[Dixielandjazz] Muscat or Muscrat Ramble?

Stephen Barbone barbonestreet at earthlink.net
Tue Jan 13 13:14:08 PST 2004


> From: "Jon Seiger" <jseiger at rochester.rr.com>
>
> hi there
>
> I was told by Bob Haggart that the original was "Muscat Ramble,"  and a few
> other people have said the same. :)

I'm with you Jon, I was told the same thing. I've also seen it as Muskrat Ramble, but to further muddy the water consider the following take on "Muskrat (aka Muscat) Ramble".


"In a 1971 interview done by Helen Arlt and Myran Menville of the New Orleans jazz club, Ory was asked whether the correct title was "Muskrat" or "Muskat". He replied, "Muskrat, and Lil Armstrong named it. We were playing a date [the 1926 Armstrong Hot 5 Okeh recording session, Ory said elsewhere] and Louie said, 'What's it gonna be?' I said, 'I have a new tune in my case, do you want to try it?' And so we ran over it and in a few minutes Lil had it down as did Louie and we did the tune. Lil named it, as I had just written it and hadn't decided on a name. Considerably later, a fellow named Vigne wrote the lyrics."

This would seem to settle the matter... or does it?

"Pianist and peck-horn player Walter "Fats" Pichon said that he had played the tune with Ory's band back around Basin Street in New Orleans about 1919, and it was then called "Muscat Ramble", named after the wine favored around there."

"The tune is mentioned by some older New Orleans musicians as being in the repertory before the mid 1920s Armstrong recording. This might be an example of a tune that was played for years before it was ever written down. The commercial possibilities of writing down, copywriting, and publishing tunes were not apparent to some New Orleans musicians until the music spread up north."

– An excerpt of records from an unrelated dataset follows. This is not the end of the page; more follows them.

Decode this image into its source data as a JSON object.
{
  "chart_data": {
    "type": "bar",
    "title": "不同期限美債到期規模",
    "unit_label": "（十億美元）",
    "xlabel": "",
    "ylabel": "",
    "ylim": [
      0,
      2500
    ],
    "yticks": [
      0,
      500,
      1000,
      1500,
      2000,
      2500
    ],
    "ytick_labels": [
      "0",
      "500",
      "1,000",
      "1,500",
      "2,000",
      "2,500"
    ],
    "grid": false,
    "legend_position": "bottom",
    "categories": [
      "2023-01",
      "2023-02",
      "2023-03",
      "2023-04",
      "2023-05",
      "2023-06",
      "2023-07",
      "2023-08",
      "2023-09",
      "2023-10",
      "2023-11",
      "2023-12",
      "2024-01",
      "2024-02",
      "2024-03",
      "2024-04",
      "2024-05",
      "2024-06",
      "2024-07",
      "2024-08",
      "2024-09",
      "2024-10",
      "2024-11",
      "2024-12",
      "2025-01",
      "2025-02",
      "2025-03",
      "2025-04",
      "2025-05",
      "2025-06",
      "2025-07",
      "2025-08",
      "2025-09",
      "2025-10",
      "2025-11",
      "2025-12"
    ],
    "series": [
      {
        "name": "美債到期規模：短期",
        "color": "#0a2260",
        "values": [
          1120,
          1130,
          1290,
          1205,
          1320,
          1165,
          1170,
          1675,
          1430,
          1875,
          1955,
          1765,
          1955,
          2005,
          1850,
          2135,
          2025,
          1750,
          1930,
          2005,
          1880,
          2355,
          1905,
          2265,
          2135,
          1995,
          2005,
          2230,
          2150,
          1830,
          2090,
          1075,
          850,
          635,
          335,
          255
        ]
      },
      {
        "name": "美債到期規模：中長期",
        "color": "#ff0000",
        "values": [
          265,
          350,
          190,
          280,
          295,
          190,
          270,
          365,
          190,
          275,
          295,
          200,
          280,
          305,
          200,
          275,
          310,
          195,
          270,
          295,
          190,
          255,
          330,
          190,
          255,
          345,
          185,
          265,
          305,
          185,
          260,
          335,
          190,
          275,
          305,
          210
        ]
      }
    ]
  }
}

"Sidney Bechet identified "Muskrat" with a tune all the old bands played called "The Old Cow Died". Was this a folk tune which provided the inspiration for "Muskrat Ramble"?

"Presumably the tune Bechet remembered is the same as "The Old Cow Died And Brock Cried" which is mentioned as a staple of the Buddy Bolden Band repertory. As Ory kept many Bolden Band tunes in his repertory years later (eg, "Get Out Of Here And Go Home"), this sounds reasonable to me."